This tool implements the classic Hamming(7,4) error-correcting code. Encoding takes 4 data bits and adds 3 parity bits to form a 7-bit codeword that can survive a single-bit flip. Decoding takes a (possibly corrupted) 7-bit codeword, computes a syndrome, corrects one bit if needed, and recovers the original 4 data bits.

How it works

The 7 positions are numbered 1–7. Positions that are powers of two — 1, 2 and 4 — hold the parity bits p1, p2, p4; the remaining positions 3, 5, 6, 7 hold the data bits.

Each parity bit covers the positions whose index includes its bit:

p1 (pos 1) covers positions 1, 3, 5, 7
p2 (pos 2) covers positions 2, 3, 6, 7
p4 (pos 4) covers positions 4, 5, 6, 7

Each parity bit is chosen so the sum of the bits it covers is even (even parity).
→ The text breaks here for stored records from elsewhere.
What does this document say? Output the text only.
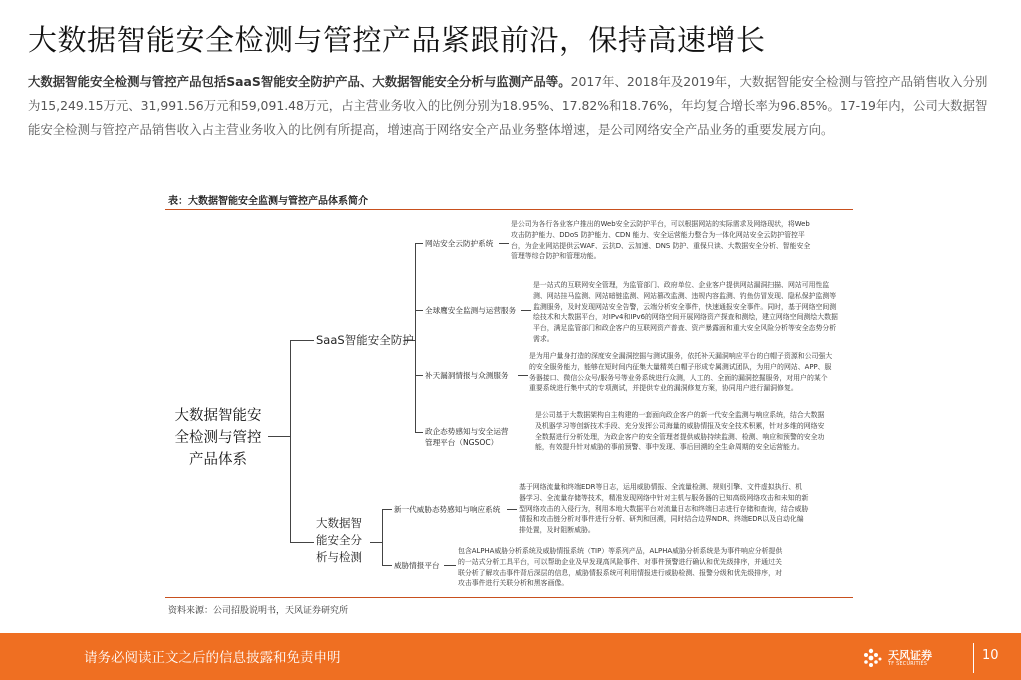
大数据智能安全检测与管控产品紧跟前沿，保持高速增长
大数据智能安全检测与管控产品包括SaaS智能安全防护产品、大数据智能安全分析与监测产品等。2017年、2018年及2019年，大数据智能安全检测与管控产品销售收入分别为15,249.15万元、31,991.56万元和59,091.48万元，占主营业务收入的比例分别为18.95%、17.82%和18.76%，年均复合增长率为96.85%。17-19年内，公司大数据智能安全检测与管控产品销售收入占主营业务收入的比例有所提高，增速高于网络安全产品业务整体增速，是公司网络安全产品业务的重要发展方向。
表：大数据智能安全监测与管控产品体系简介
大数据智能安全检测与管控产品体系
SaaS智能安全防护
大数据智能安全分析与检测
网站安全云防护系统
全球鹰安全监测与运营服务
补天漏洞情报与众测服务
政企态势感知与安全运营管理平台（NGSOC）
新一代威胁态势感知与响应系统
威胁情报平台
是公司为各行各业客户推出的Web安全云防护平台，可以根据网站的实际需求及网络现状，将Web攻击防护能力、DDoS 防护能力、CDN 能力、安全运营能力整合为一体化网站安全云防护管控平台，为企业网站提供云WAF、云抗D、云加速、DNS 防护、重保只读、大数据安全分析、智能安全管理等综合防护和管理功能。
是一站式的互联网安全管理，为监管部门、政府单位、企业客户提供网站漏洞扫描、网站可用性监测、网站挂马监测、网站暗链监测、网站篡改监测、违规内容监测、钓鱼仿冒发现、隐私保护监测等监测服务，及时发现网站安全告警，云端分析安全事件，快速通报安全事件。同时，基于网络空间测绘技术和大数据平台，对IPv4和IPv6的网络空间开展网络资产探查和测绘，建立网络空间测绘大数据平台，满足监管部门和政企客户的互联网资产普查、资产暴露面和重大安全风险分析等安全态势分析需求。
是为用户量身打造的深度安全漏洞挖掘与测试服务，依托补天漏洞响应平台的白帽子资源和公司强大的安全服务能力，能够在短时间内征集大量精英白帽子形成专属测试团队，为用户的网站、APP、服务器接口、微信公众号/服务号等业务系统进行众测，人工的、全面的漏洞挖掘服务，对用户的某个重要系统进行集中式的专项测试，并提供专业的漏洞修复方案，协同用户进行漏洞修复。
是公司基于大数据架构自主构建的一套面向政企客户的新一代安全监测与响应系统，结合大数据及机器学习等创新技术手段、充分发挥公司海量的威胁情报及安全技术积累，针对多维的网络安全数据进行分析处理，为政企客户的安全管理者提供威胁持续监测、检测、响应和预警的安全功能，有效提升针对威胁的事前预警、事中发现、事后回溯的全生命周期的安全运营能力。
基于网络流量和终端EDR等日志，运用威胁情报、全流量检测、规则引擎、文件虚拟执行、机器学习、全流量存储等技术，精准发现网络中针对主机与服务器的已知高级网络攻击和未知的新型网络攻击的入侵行为，利用本地大数据平台对流量日志和终端日志进行存储和查询，结合威胁情报和攻击链分析对事件进行分析、研判和回溯，同时结合边界NDR、终端EDR以及自动化编排处置，及时阻断威胁。
包含ALPHA威胁分析系统及威胁情报系统（TIP）等系列产品，ALPHA威胁分析系统是为事件响应分析提供的一站式分析工具平台，可以帮助企业及早发现高风险事件、对事件预警进行确认和优先级排序，并通过关联分析了解攻击事件背后深层的信息，威胁情报系统可利用情报进行威胁检测、报警分级和优先级排序，对攻击事件进行关联分析和黑客画像。
资料来源：公司招股说明书，天风证券研究所
请务必阅读正文之后的信息披露和免责申明	天风证券
TF SECURITIES
10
Decoding recomputes the three parity checks over the received word. The check results, written as c4 c2 c1, form a syndrome. If the syndrome is 000, no single-bit error is detected. Any other value is the position number of the corrupted bit — so a syndrome of 101 (= 5) means position 5 was flipped, and the decoder flips it back before extracting the data.

Example

Data 1011 (d1=1 d2=0 d3=1 d4=1). The encoder produces parity bits and lays out the codeword as p1 p2 d1 p4 d2 d3 d4. Flip any one of those 7 bits and the decoder’s syndrome will name the exact position to repair.

Notes

  • Input must be exactly 4 bits to encode or exactly 7 bits to decode; the tool validates length and character set.
  • The decoder reports the syndrome and the corrected position so you can see the mechanism, not just the answer.